Future studies should include a larger study population and extended follow-up to assess durability beyond 2 years, as this study demonstrates a well-documented positive response among participants thus far. The open-label nature of this study did not preclude participants from pursuing other treatments, including nutraceuticals, dietary adjustments, focused ultrasound therapy, and/or regenerative approaches (e.g., exosomes).^43,44 Twenty-seven participants also underwent focused transcranial ultrasound as part of a separate study.⁴⁵ Preliminary comparative analyses of groups suggest that transcranial ultrasound did not yield the same degree of therapeutic benefit unless it was paired with bosutinib treatment.⁴³ Co-occurring interventions make it challenging to interpret direct relationships between the study medication and outcome results. However, given the likelihood of multisystem involvement in degenerative dementia, studies designed with a multimodal approach may yield improved clinical efficacy. The multifaceted treatment approach enacted in this study clinic was built around the intention to address the multisystem failures associated with Alzheimer and Parkinson spectrum diseases.^45–47 Results from combined interventions will be addressed in future publications. An extension of this open-label study will delay any co-occurring interventions for 6 months to better clarify the independent contribution of bosutinib to the overall effect. Additional review of outcome measures obtained for this study, including neuroimaging and motor functioning, will also be included in future publications.

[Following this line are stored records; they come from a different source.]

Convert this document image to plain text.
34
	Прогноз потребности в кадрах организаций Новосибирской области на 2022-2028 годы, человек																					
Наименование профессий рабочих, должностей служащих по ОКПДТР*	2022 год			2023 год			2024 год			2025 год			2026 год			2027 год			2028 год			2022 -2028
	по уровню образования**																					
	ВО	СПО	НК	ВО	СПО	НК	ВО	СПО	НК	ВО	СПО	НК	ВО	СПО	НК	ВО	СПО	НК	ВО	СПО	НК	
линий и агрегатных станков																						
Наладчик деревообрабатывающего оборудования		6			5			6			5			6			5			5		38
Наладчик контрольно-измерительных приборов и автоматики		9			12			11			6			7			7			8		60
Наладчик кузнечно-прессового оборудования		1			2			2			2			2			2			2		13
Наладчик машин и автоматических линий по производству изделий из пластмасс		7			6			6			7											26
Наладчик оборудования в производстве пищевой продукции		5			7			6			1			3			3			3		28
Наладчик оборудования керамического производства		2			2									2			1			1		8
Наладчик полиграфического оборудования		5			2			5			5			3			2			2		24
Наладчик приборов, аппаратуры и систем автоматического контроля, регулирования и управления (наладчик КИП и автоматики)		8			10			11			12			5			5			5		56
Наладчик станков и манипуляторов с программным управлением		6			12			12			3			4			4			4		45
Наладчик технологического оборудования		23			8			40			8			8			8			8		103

Future research should explore the usefulness of TKIs such as bosutinib in treating other degenerative conditions, such as dementia with Lewy bodies (Clinical Trials Identifier: NCT03888222). Other studies may be organized to evaluate the density of protein aggregates with Tau PET scans before and after bosutinib treatment. Inflammatory serologic markers evaluated before and after bosutinib treatment may help clarify the mechanism(s) of action. It will also be important to further elucidate the optimal dosage and duration of a treatment plan involving bosutinib for neurodegenerative conditions. TKI agents with better blood-brain barrier penetration may also be considered. Depending on licensing requirements for new indications of bosutinib, phase II and III study designs may be expedited to improve the accessibility of this medicine for all those seeking a therapeutic option for dementia.

Appendix. Authors

Study Funding

No targeted funding reported.

Disclosure

The authors report no disclosures relevant to the manuscript. Full disclosure form information provided by the authors is available with the full text of this article at Neurology.org/cp.

TAKE-HOME POINTS

• → TKI medications, such as bosutinib (Bosulif), have been posited as a potentially therapeutic intervention for neurodegenerative dementias.

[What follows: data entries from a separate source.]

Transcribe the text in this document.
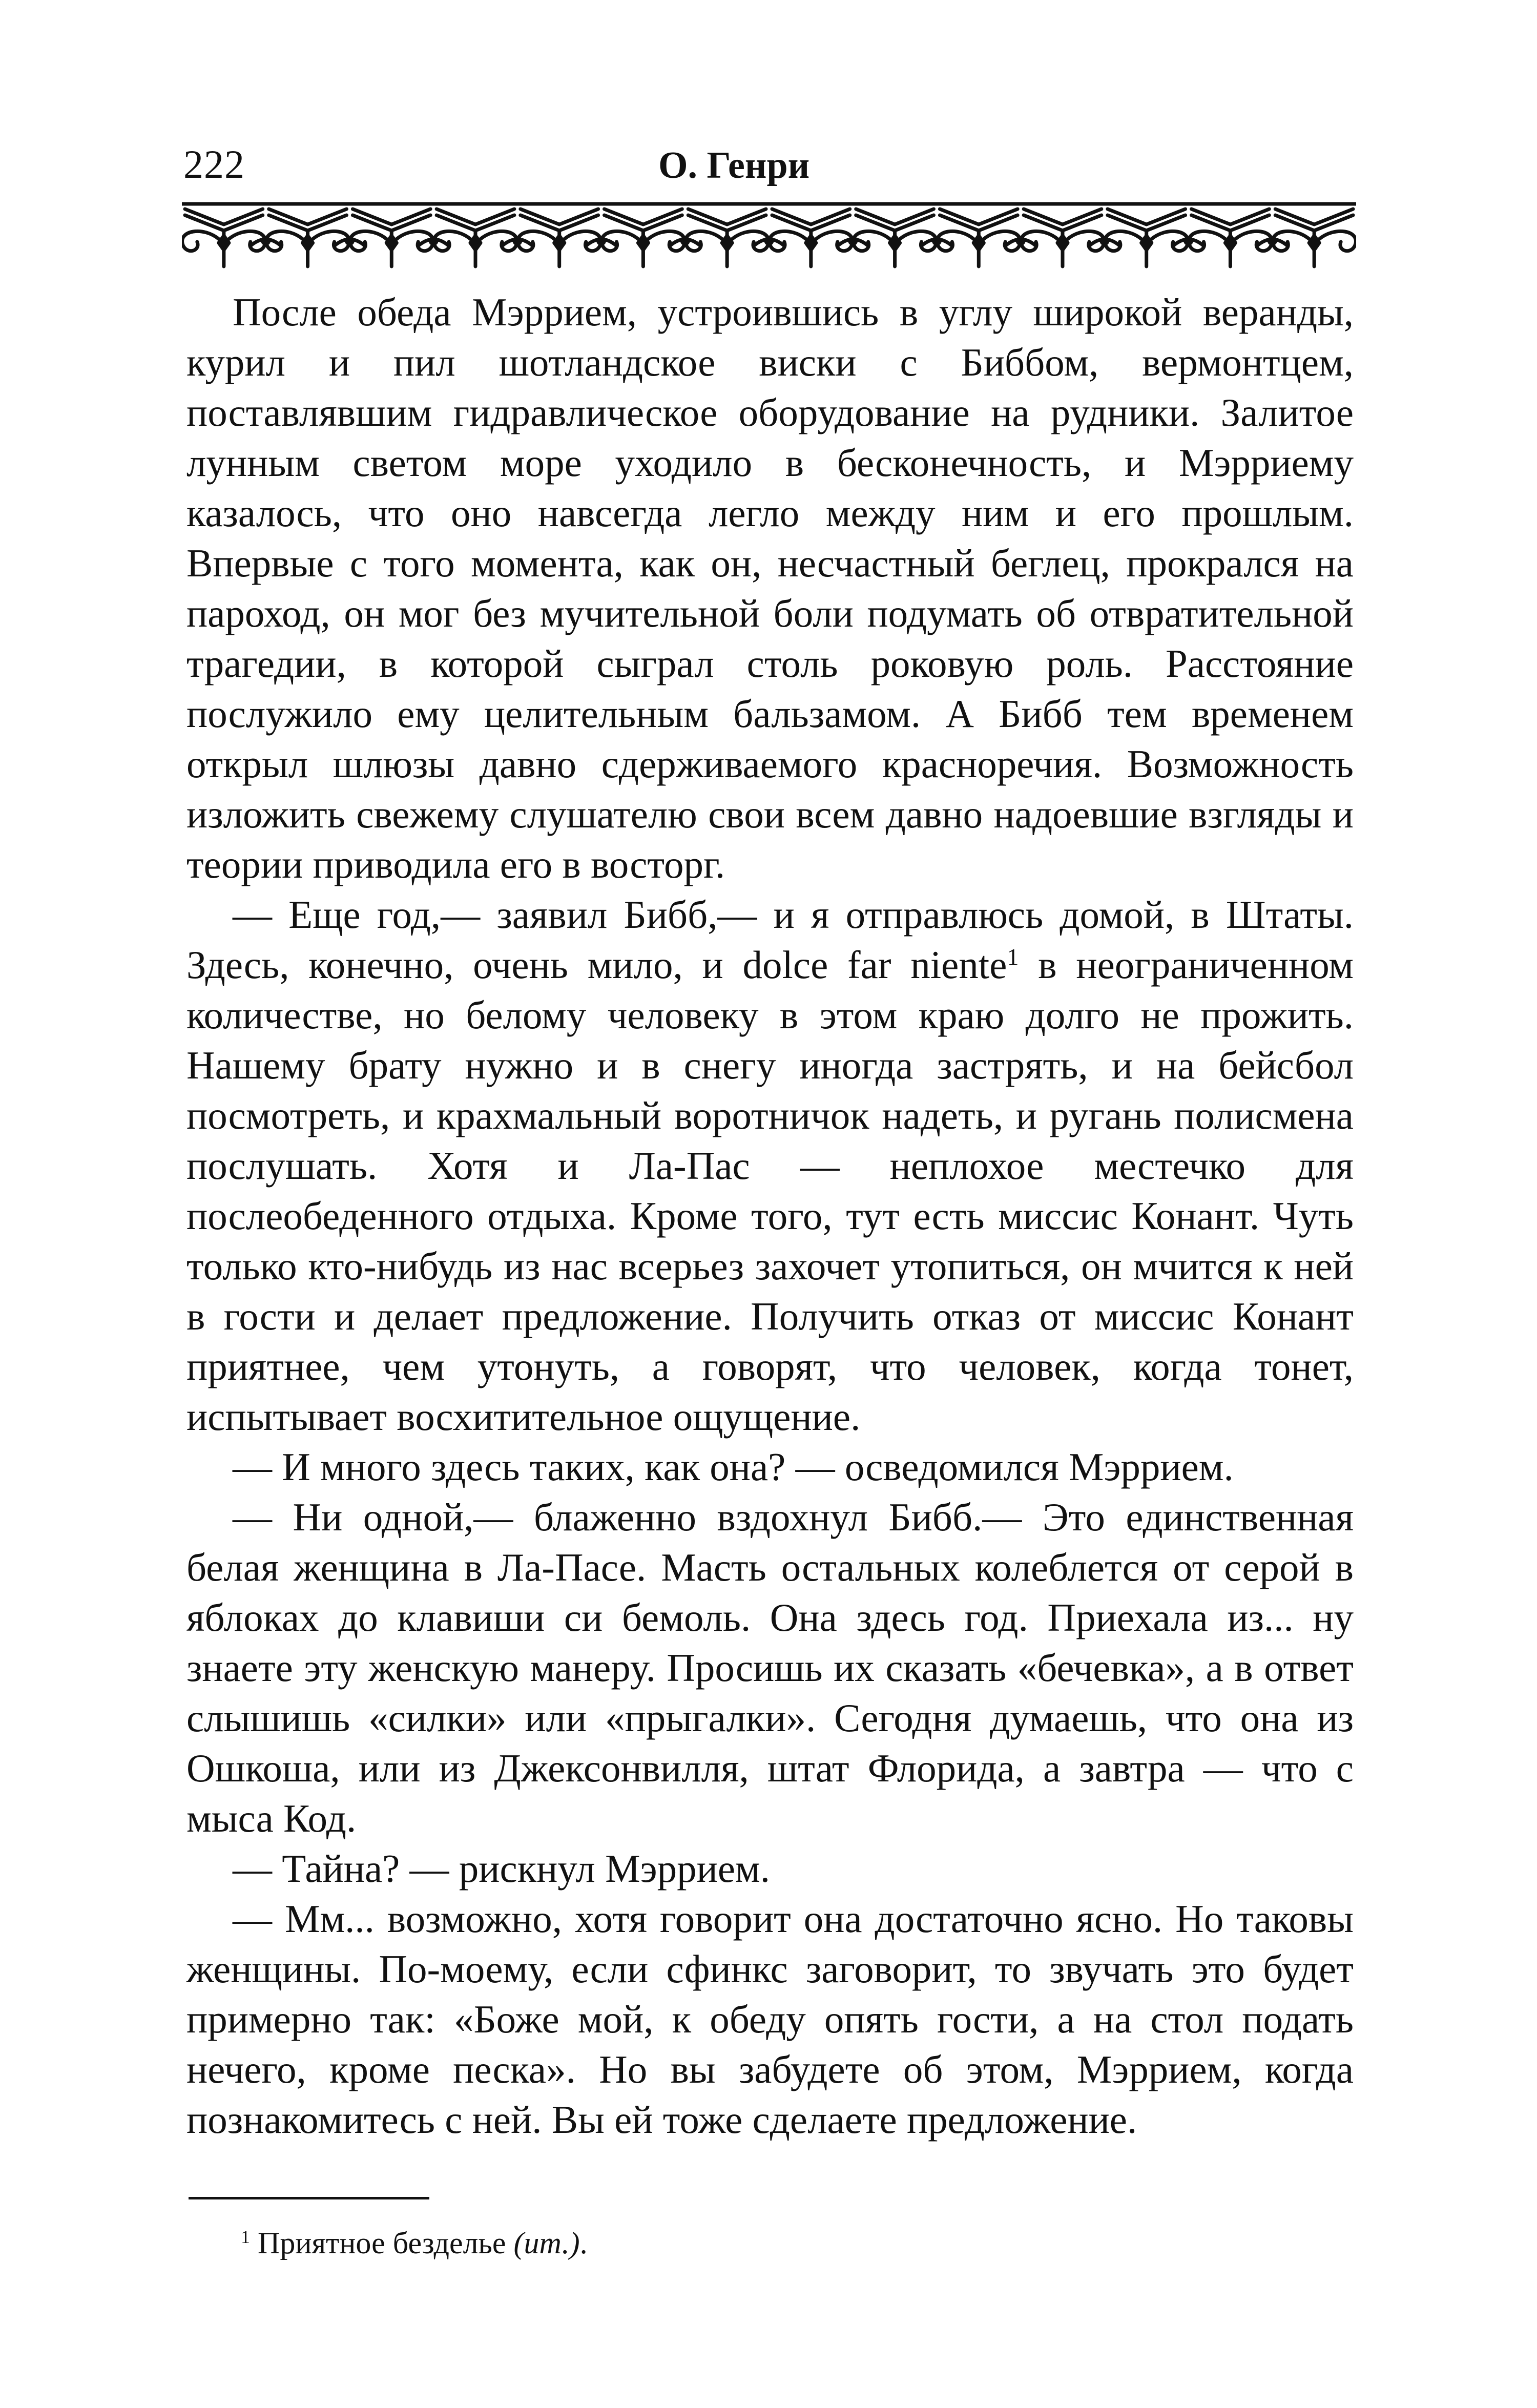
222	О. Генри

После обеда Мэрриeм, устроившись в углу широкой веранды, курил и пил шотландское виски с Биббом, вермонтцем, поставлявшим гидравлическое оборудование на рудники. Залитое лунным светом море уходило в бесконечность, и Мэрриему казалось, что оно навсегда легло между ним и его прошлым. Впервые с того момента, как он, несчастный беглец, прокрался на пароход, он мог без мучительной боли подумать об отвратительной трагедии, в которой сыграл столь роковую роль. Расстояние послужило ему целительным бальзамом. А Бибб тем временем открыл шлюзы давно сдерживаемого красноречия. Возможность изложить свежему слушателю свои всем давно надоевшие взгляды и теории приводила его в восторг.

— Еще год,— заявил Бибб,— и я отправлюсь домой, в Штаты. Здесь, конечно, очень мило, и dolce far niente$^1$ в неограниченном количестве, но белому человеку в этом краю долго не прожить. Нашему брату нужно и в снегу иногда застрять, и на бейсбол посмотреть, и крахмальный воротничок надеть, и ругань полисмена послушать. Хотя и Ла-Пас — неплохое местечко для послеобеденного отдыха. Кроме того, тут есть миссис Конант. Чуть только кто-нибудь из нас всерьез захочет утопиться, он мчится к ней в гости и делает предложение. Получить отказ от миссис Конант приятнее, чем утонуть, а говорят, что человек, когда тонет, испытывает восхитительное ощущение.

— И много здесь таких, как она? — осведомился Мэрриeм.

— Ни одной,— блаженно вздохнул Бибб.— Это единственная белая женщина в Ла-Пасе. Масть остальных колеблется от серой в яблоках до клавиши си бемоль. Она здесь год. Приехала из... ну знаете эту женскую манеру. Просишь их сказать «бечевка», а в ответ слышишь «силки» или «прыгалки». Сегодня думаешь, что она из Ошкоша, или из Джексонвилля, штат Флорида, а завтра — что с мыса Код.

— Тайна? — рискнул Мэрриeм.

— Мм... возможно, хотя говорит она достаточно ясно. Но таковы женщины. По-моему, если сфинкс заговорит, то звучать это будет примерно так: «Боже мой, к обеду опять гости, а на стол подать нечего, кроме песка». Но вы забудете об этом, Мэрриeм, когда познакомитесь с ней. Вы ей тоже сделаете предложение.

$^1$ Приятное безделье (ит.).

• → Thirty-one participants with neurodegenerative conditions completed 1 year of bosutinib therapy and underwent cognitive status evaluations every 6 months for 2 years from baseline.

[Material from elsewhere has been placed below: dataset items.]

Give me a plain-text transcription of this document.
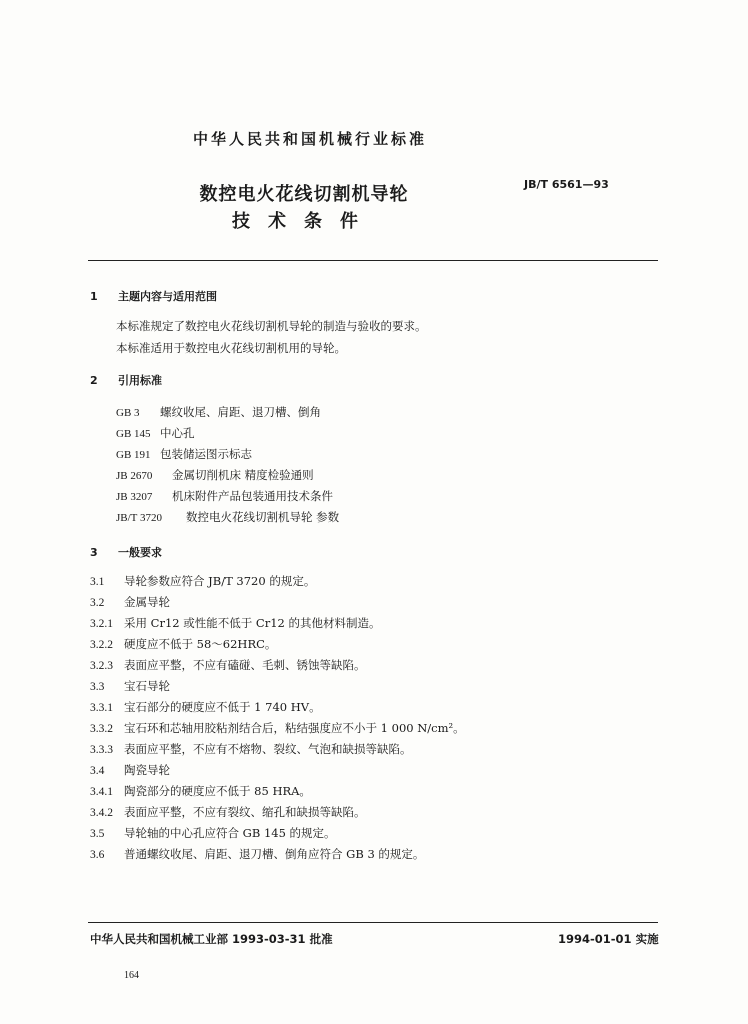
中华人民共和国机械行业标准
JB/T 6561—93
数控电火花线切割机导轮
技术条件
1 主题内容与适用范围
本标准规定了数控电火花线切割机导轮的制造与验收的要求。
本标准适用于数控电火花线切割机用的导轮。
2 引用标准
GB 3 螺纹收尾、肩距、退刀槽、倒角
GB 145 中心孔
GB 191 包装储运图示标志
JB 2670 金属切削机床 精度检验通则
JB 3207 机床附件产品包装通用技术条件
JB/T 3720 数控电火花线切割机导轮 参数
3 一般要求
3.1 导轮参数应符合 JB/T 3720 的规定。
3.2 金属导轮
3.2.1 采用 Cr12 或性能不低于 Cr12 的其他材料制造。
3.2.2 硬度应不低于 58～62HRC。
3.2.3 表面应平整，不应有磕碰、毛刺、锈蚀等缺陷。
3.3 宝石导轮
3.3.1 宝石部分的硬度应不低于 1 740 HV。
3.3.2 宝石环和芯轴用胶粘剂结合后，粘结强度应不小于 1 000 N/cm²。
3.3.3 表面应平整，不应有不熔物、裂纹、气泡和缺损等缺陷。
3.4 陶瓷导轮
3.4.1 陶瓷部分的硬度应不低于 85 HRA。
3.4.2 表面应平整，不应有裂纹、缩孔和缺损等缺陷。
3.5 导轮轴的中心孔应符合 GB 145 的规定。
3.6 普通螺纹收尾、肩距、退刀槽、倒角应符合 GB 3 的规定。
中华人民共和国机械工业部 1993-03-31 批准	1994-01-01 实施
164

• → Safety and tolerability of bosutinib were confirmed among this population of older adults.

• → Results from neurocognitive evaluations support findings from other ongoing studies and warrant further investigation of bosutinib as a therapeutic agent for dementia.

• → Future studies should involve a larger sample size, obtain extended follow-up beyond 2 years, and clarify possible mechanisms of action.